Avril 2014

Intervention du Président de la République devant l’Assemblée nationale constituante de la République tunisienne

Monsieur le Président de l’Assemblée nationale constituante, Monsieur le Premier ministre, Mesdames et Messieurs les ministres, Mesdames et Messieurs les députés, C’est un honneur de m’adresser à vous, au nom de la France. Un honneur, parce que vous êtes la première Assemblée élue au suffrage universel en Tunisie dans des conditions de liberté et de pluralisme. Un honneur, parce que vous êtes une Assemblée issue d’un processus révolutionnaire. Un honneur, parce que vous préparez une Constitution qui est le texte fondamental dans une grande démocratie pour séparer et organiser les pouvoirs, pour permettre à l’Etat de droit d’être respecté, pour garantir les libertés, pour permettre la participation de tous à la vie publique.
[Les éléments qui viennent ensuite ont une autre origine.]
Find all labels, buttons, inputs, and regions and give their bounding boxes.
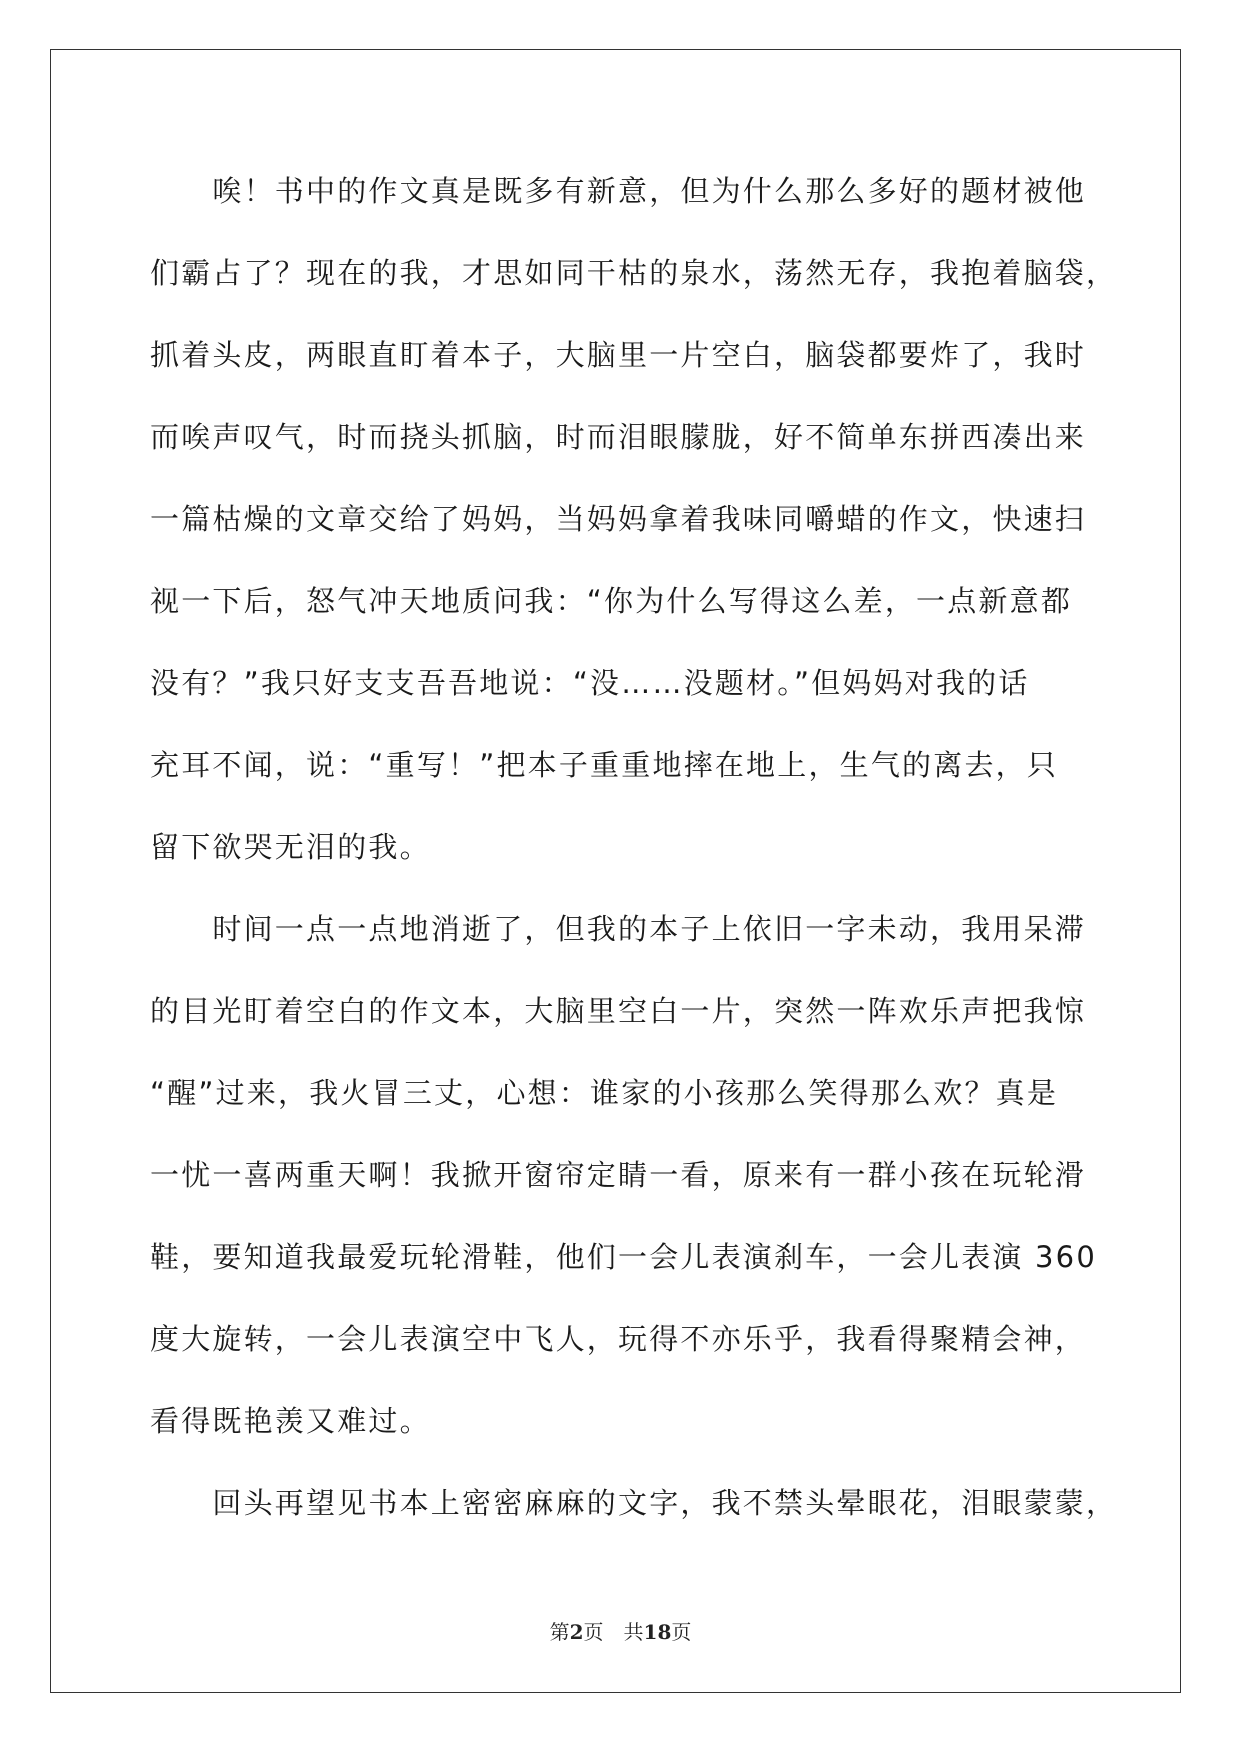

Un honneur, parce que, au-delà de cette Constitution, vous préparez les élections qui auront lieu et qui seront également le signe de la vitalité de la démocratie tunisienne. Je suis sûr que, malgré toutes les épreuves – il en existe toujours – toutes les difficultés, la Tunisie saura montrer une nouvelle fois l’exemple. La Tunisie a toujours été pionnière. Au XIXe siècle, c’est elle qui inaugura la grande tradition constitutionaliste du monde arabe avec la « loi de l’État tunisien ». C’était en 1861. C’est en Tunisie que le mouvement réformiste arabe s’est affirmé avec Kheireddine PACHA et Mohamed SNOUSSI. La Tunisie, au cours du XXème siècle, a été en avant-garde en gagnant plus tôt que d’autres son indépendance, en fondant sa République et en accordant aux femmes un statut unique dans le monde arabe. Même sous le temps de l’oppression et de la dictature, la Tunisie a su montrer le chemin. Des hommes et des femmes ont eu le courage de réclamer justice et de porter les droits de l’Homme. Pour beaucoup, ce fut un combat douloureux. La France aujourd’hui exprime à ceux qui ont éprouvé dans leurs chairs les affres de la dictature, à ceux qui ont été arrêtés, torturés pour leurs convictions, la France exprime aujourd’hui, ici, par ma voix, son immense respect. La Tunisie a également montré l’exemple avec le Printemps arabe en janvier 2011. Le geste, à Sidi Bouzid, de Mohamed BOUAZIZI a changé le cours de l’Histoire – de l’histoire de la Tunisie, mais aussi de l’histoire du monde. Et je veux ici solennellement saluer sa mémoire.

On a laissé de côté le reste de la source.